With the recent release of a free tour guide and the implementation of seven interpretive signs by the Lower Delta Partnership, tourists can now retrace the Union’s ill-fated voyage at 11 historic stops between Vicksburg and Rolling Fork.
“It’s a great Sunday drive,” said Meg Cooper, coordinator of the Lower Delta Partnership. “For Civil War enthusiasts it will enhance their experience and understanding of the Vicksburg campaign, and it provides all tourists a chance to see the gorgeous scenery of the Delta.”
Fully taking in all of the stops will require at least four hours, said Cooper, but she suggests tourists include a lunch in Rolling Fork and turn the 100-mile round-trip drive into a full day of sightseeing in the Delta.
The Lower Delta Partnership put together the tour guide and interpretive signs with a $37,000 grant acquired through the National Park Service’s Lower Mississippi Delta Initiative program in 2006. The tour guides were printed last summer, but the project was completed last week when the signs were installed.
The first stop of the tour is at the USS Cairo Museum in the Vicksburg National Military Park. While the Cairo was not among the five gunboats on the expedition, VNMP Historian Terry Winschel said it will give people an idea of just how immense the ironclads attempting to navigate down the bayous and rivers were.
“No one had ever tried to take vessels that large down those waterways, and it almost ends up disastrously for the Union,” he said.
Rear Adm. David Dixon Porter of the U.S. Navy commanded the five gunboats that entered Steele Bayou from the Yazoo River on March 13 and 14. Although the bayous and rivers at that time were deeper and wider during spring flooding as there were no levees, the ironclads were nonetheless forced to travel single file with no room to maneuver or turn around. Maj. Gen. William T. Sherman coordinated and led a division of Union infantry to march in support of the gunboats.
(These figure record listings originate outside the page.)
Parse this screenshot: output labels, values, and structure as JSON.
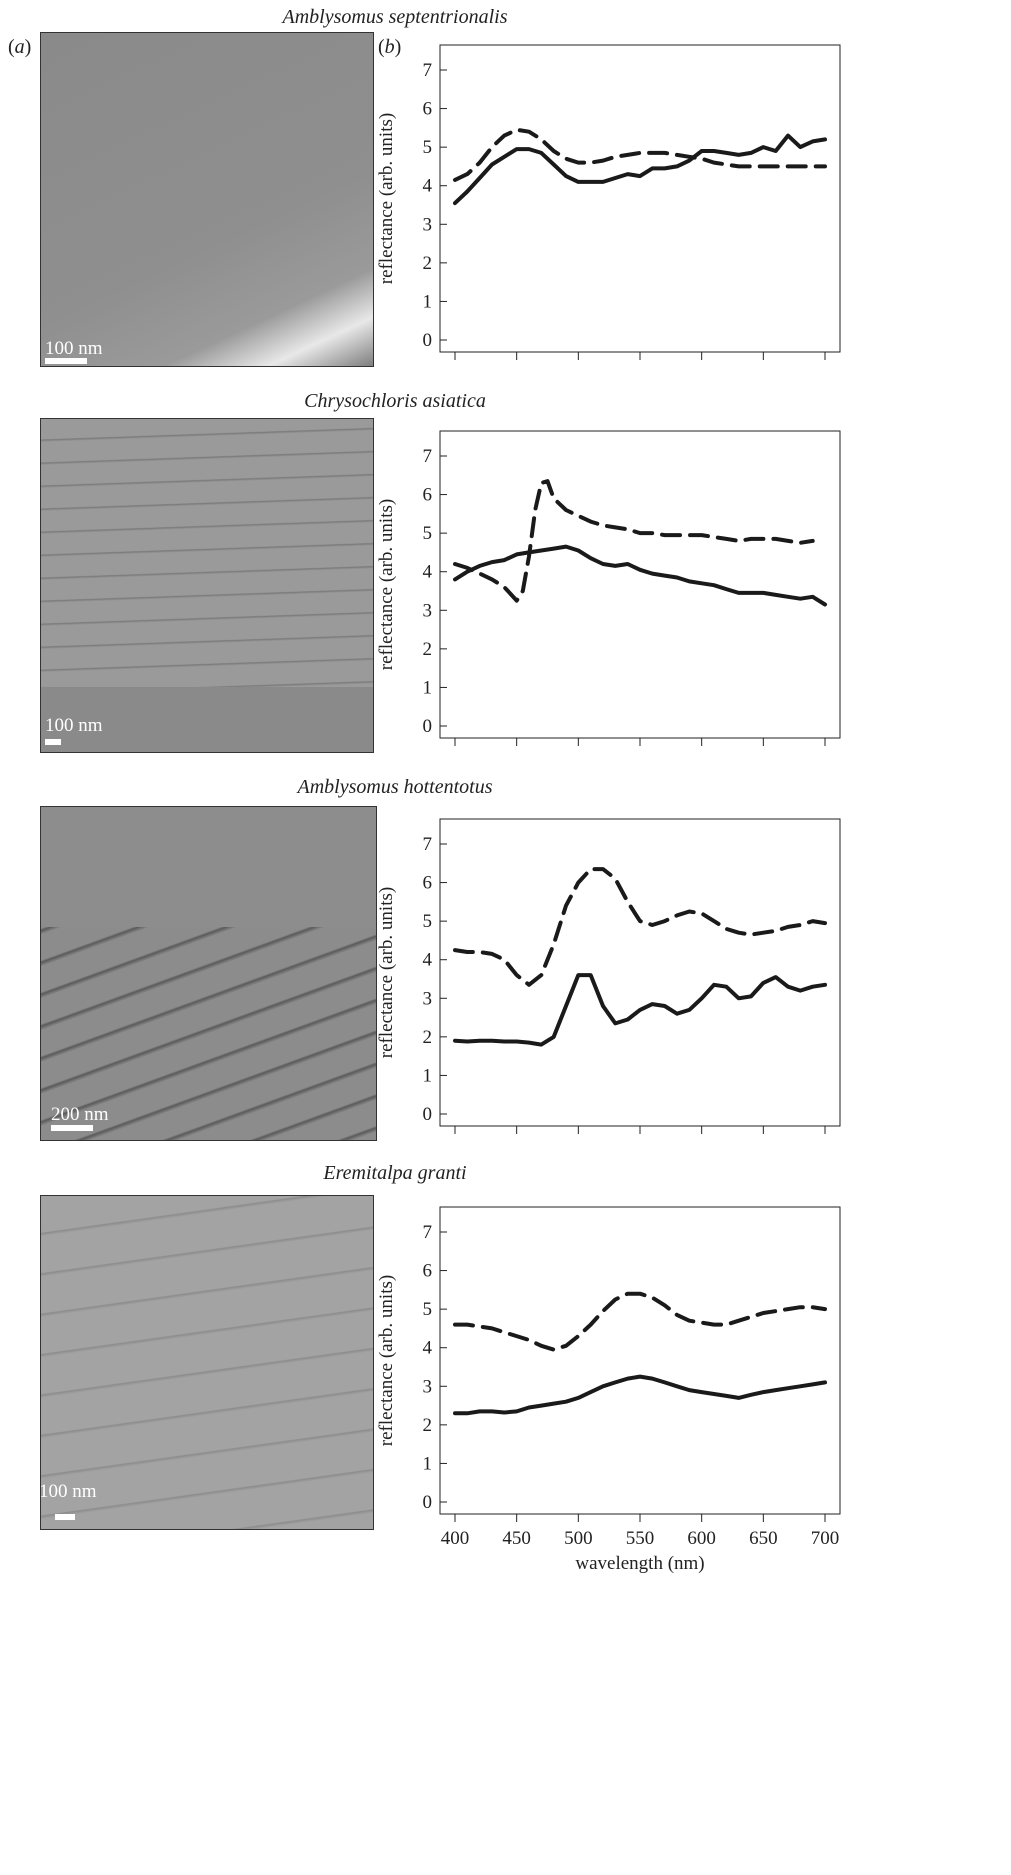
{
  "panel_labels": [
    "a",
    "b"
  ],
  "chart_data": [
    {
      "type": "line",
      "species": "Amblysomus septentrionalis",
      "scale_label": "100 nm",
      "ylabel": "reflectance (arb. units)",
      "xlabel": "",
      "xlim": [
        400,
        700
      ],
      "ylim": [
        0,
        7
      ],
      "xticks": [
        400,
        450,
        500,
        550,
        600,
        650,
        700
      ],
      "show_xtick_labels": false,
      "yticks": [
        0,
        1,
        2,
        3,
        4,
        5,
        6,
        7
      ],
      "series": [
        {
          "style": "solid",
          "x": [
            400,
            410,
            420,
            430,
            440,
            450,
            460,
            470,
            480,
            490,
            500,
            510,
            520,
            530,
            540,
            550,
            560,
            570,
            580,
            590,
            600,
            610,
            620,
            630,
            640,
            650,
            660,
            670,
            680,
            690,
            700
          ],
          "y": [
            3.55,
            3.85,
            4.2,
            4.55,
            4.75,
            4.95,
            4.95,
            4.85,
            4.55,
            4.25,
            4.1,
            4.1,
            4.1,
            4.2,
            4.3,
            4.25,
            4.45,
            4.45,
            4.5,
            4.65,
            4.9,
            4.9,
            4.85,
            4.8,
            4.85,
            5.0,
            4.9,
            5.3,
            5.0,
            5.15,
            5.2
          ]
        },
        {
          "style": "dashed",
          "x": [
            400,
            410,
            420,
            430,
            440,
            450,
            460,
            470,
            480,
            490,
            500,
            510,
            520,
            530,
            540,
            550,
            560,
            570,
            580,
            590,
            600,
            610,
            620,
            630,
            640,
            650,
            660,
            670,
            680,
            690,
            700
          ],
          "y": [
            4.15,
            4.3,
            4.6,
            5.0,
            5.3,
            5.45,
            5.4,
            5.2,
            4.9,
            4.7,
            4.6,
            4.6,
            4.65,
            4.75,
            4.8,
            4.85,
            4.85,
            4.85,
            4.8,
            4.75,
            4.7,
            4.6,
            4.55,
            4.5,
            4.5,
            4.5,
            4.5,
            4.5,
            4.5,
            4.5,
            4.5
          ]
        }
      ]
    },
    {
      "type": "line",
      "species": "Chrysochloris asiatica",
      "scale_label": "100 nm",
      "ylabel": "reflectance (arb. units)",
      "xlabel": "",
      "xlim": [
        400,
        700
      ],
      "ylim": [
        0,
        7
      ],
      "xticks": [
        400,
        450,
        500,
        550,
        600,
        650,
        700
      ],
      "show_xtick_labels": false,
      "yticks": [
        0,
        1,
        2,
        3,
        4,
        5,
        6,
        7
      ],
      "series": [
        {
          "style": "solid",
          "x": [
            400,
            410,
            420,
            430,
            440,
            450,
            460,
            470,
            480,
            490,
            500,
            510,
            520,
            530,
            540,
            550,
            560,
            570,
            580,
            590,
            600,
            610,
            620,
            630,
            640,
            650,
            660,
            670,
            680,
            690,
            700
          ],
          "y": [
            3.8,
            4.0,
            4.15,
            4.25,
            4.3,
            4.45,
            4.5,
            4.55,
            4.6,
            4.65,
            4.55,
            4.35,
            4.2,
            4.15,
            4.2,
            4.05,
            3.95,
            3.9,
            3.85,
            3.75,
            3.7,
            3.65,
            3.55,
            3.45,
            3.45,
            3.45,
            3.4,
            3.35,
            3.3,
            3.35,
            3.15
          ]
        },
        {
          "style": "dashed",
          "x": [
            400,
            410,
            420,
            430,
            440,
            450,
            455,
            460,
            465,
            470,
            475,
            480,
            490,
            500,
            510,
            520,
            530,
            540,
            550,
            560,
            570,
            580,
            590,
            600,
            610,
            620,
            630,
            640,
            650,
            660,
            670,
            680,
            690
          ],
          "y": [
            4.2,
            4.1,
            3.95,
            3.8,
            3.6,
            3.25,
            3.5,
            4.4,
            5.6,
            6.3,
            6.35,
            5.9,
            5.6,
            5.45,
            5.3,
            5.2,
            5.15,
            5.1,
            5.0,
            5.0,
            4.95,
            4.95,
            4.95,
            4.95,
            4.9,
            4.85,
            4.8,
            4.85,
            4.85,
            4.85,
            4.8,
            4.75,
            4.8
          ]
        }
      ]
    },
    {
      "type": "line",
      "species": "Amblysomus hottentotus",
      "scale_label": "200 nm",
      "ylabel": "reflectance (arb. units)",
      "xlabel": "",
      "xlim": [
        400,
        700
      ],
      "ylim": [
        0,
        7
      ],
      "xticks": [
        400,
        450,
        500,
        550,
        600,
        650,
        700
      ],
      "show_xtick_labels": false,
      "yticks": [
        0,
        1,
        2,
        3,
        4,
        5,
        6,
        7
      ],
      "series": [
        {
          "style": "solid",
          "x": [
            400,
            410,
            420,
            430,
            440,
            450,
            460,
            470,
            480,
            490,
            500,
            510,
            520,
            530,
            540,
            550,
            560,
            570,
            580,
            590,
            600,
            610,
            620,
            630,
            640,
            650,
            660,
            670,
            680,
            690,
            700
          ],
          "y": [
            1.9,
            1.88,
            1.9,
            1.9,
            1.88,
            1.88,
            1.85,
            1.8,
            2.0,
            2.8,
            3.6,
            3.6,
            2.8,
            2.35,
            2.45,
            2.7,
            2.85,
            2.8,
            2.6,
            2.7,
            3.0,
            3.35,
            3.3,
            3.0,
            3.05,
            3.4,
            3.55,
            3.3,
            3.2,
            3.3,
            3.35
          ]
        },
        {
          "style": "dashed",
          "x": [
            400,
            410,
            420,
            430,
            440,
            450,
            460,
            470,
            480,
            490,
            500,
            510,
            520,
            530,
            540,
            550,
            560,
            570,
            580,
            590,
            600,
            610,
            620,
            630,
            640,
            650,
            660,
            670,
            680,
            690,
            700
          ],
          "y": [
            4.25,
            4.2,
            4.2,
            4.15,
            4.0,
            3.6,
            3.35,
            3.6,
            4.4,
            5.4,
            6.0,
            6.35,
            6.35,
            6.1,
            5.5,
            5.0,
            4.9,
            5.0,
            5.15,
            5.25,
            5.2,
            5.0,
            4.8,
            4.7,
            4.65,
            4.7,
            4.75,
            4.85,
            4.9,
            5.0,
            4.95
          ]
        }
      ]
    },
    {
      "type": "line",
      "species": "Eremitalpa granti",
      "scale_label": "100 nm",
      "ylabel": "reflectance (arb. units)",
      "xlabel": "wavelength (nm)",
      "xlim": [
        400,
        700
      ],
      "ylim": [
        0,
        7
      ],
      "xticks": [
        400,
        450,
        500,
        550,
        600,
        650,
        700
      ],
      "show_xtick_labels": true,
      "yticks": [
        0,
        1,
        2,
        3,
        4,
        5,
        6,
        7
      ],
      "series": [
        {
          "style": "solid",
          "x": [
            400,
            410,
            420,
            430,
            440,
            450,
            460,
            470,
            480,
            490,
            500,
            510,
            520,
            530,
            540,
            550,
            560,
            570,
            580,
            590,
            600,
            610,
            620,
            630,
            640,
            650,
            660,
            670,
            680,
            690,
            700
          ],
          "y": [
            2.3,
            2.3,
            2.35,
            2.35,
            2.32,
            2.35,
            2.45,
            2.5,
            2.55,
            2.6,
            2.7,
            2.85,
            3.0,
            3.1,
            3.2,
            3.25,
            3.2,
            3.1,
            3.0,
            2.9,
            2.85,
            2.8,
            2.75,
            2.7,
            2.78,
            2.85,
            2.9,
            2.95,
            3.0,
            3.05,
            3.1
          ]
        },
        {
          "style": "dashed",
          "x": [
            400,
            410,
            420,
            430,
            440,
            450,
            460,
            470,
            480,
            490,
            500,
            510,
            520,
            530,
            540,
            550,
            560,
            570,
            580,
            590,
            600,
            610,
            620,
            630,
            640,
            650,
            660,
            670,
            680,
            690,
            700
          ],
          "y": [
            4.6,
            4.6,
            4.55,
            4.5,
            4.4,
            4.3,
            4.2,
            4.05,
            3.95,
            4.05,
            4.3,
            4.6,
            4.95,
            5.25,
            5.4,
            5.4,
            5.3,
            5.1,
            4.85,
            4.7,
            4.65,
            4.6,
            4.6,
            4.7,
            4.8,
            4.9,
            4.95,
            5.0,
            5.05,
            5.05,
            5.0
          ]
        }
      ]
    }
  ]
}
The Union plan was to gain control of the Mississippi River and Yazoo River, and thereby isolate Vicksburg, by outflanking Confederate batteries north of the city at Snyder’s Bluff. The proposed route went nearly 30 miles up Steele Bayou to Black Bayou, 4 miles to Deer Creek and then 30 more miles to Rolling Fork Creek. From there, the Union hoped to navigate to the Yazoo River via the Big Sunflower River. They made it as far as Deer Creek at Rolling Fork before a skirmish with Rebels forced Porter to put the gunboats in reverse and spare having them overtaken by the Confederates.
“Not only were the Confederates felling trees in front of the Union gunboats, they were also felling trees behind them to prevent them from withdrawing,” explained Winschel.
Sherman’s troops were eventually able to hold off the Rebel attacks and aid the gunboats in backing out of the Steele Bayou Expedition less than two weeks after it was launched. Had the Confederates been able to capture the gunboats and use the Union weapons and supplies onboard for themselves, Winschel speculated the entire course of the Civil War could have been drastically altered.
“It could have had profound effects on the war in the western theater. Certainly, it could have delayed the fall of Vicksburg for an indefinite period of time,” said Winschel. “Had the Union fleet been lost there’s no telling what could have happened, but I dare say Dixon Porter would have been relieved from his duties, as would have Sherman and Grant.”
Winschel, who aided with the tour guide production, said the Steele Bayou Expedition tour furthers the park’s goal of providing a complete and accurate picture of the 18-month-long Vicksburg campaign and the events that led up to the historic 47-day siege of the city.
“The Vicksburg campaign is one of the largest and most complex military campaigns ever conducted, and there is so much more to it than the siege that it is commonly known for,” he said. “This tour really gives folks the opportunity to understand the complexity of the campaign, the magnitude of the operations and the different strategies of the Union forces as they try to take Vicksburg.”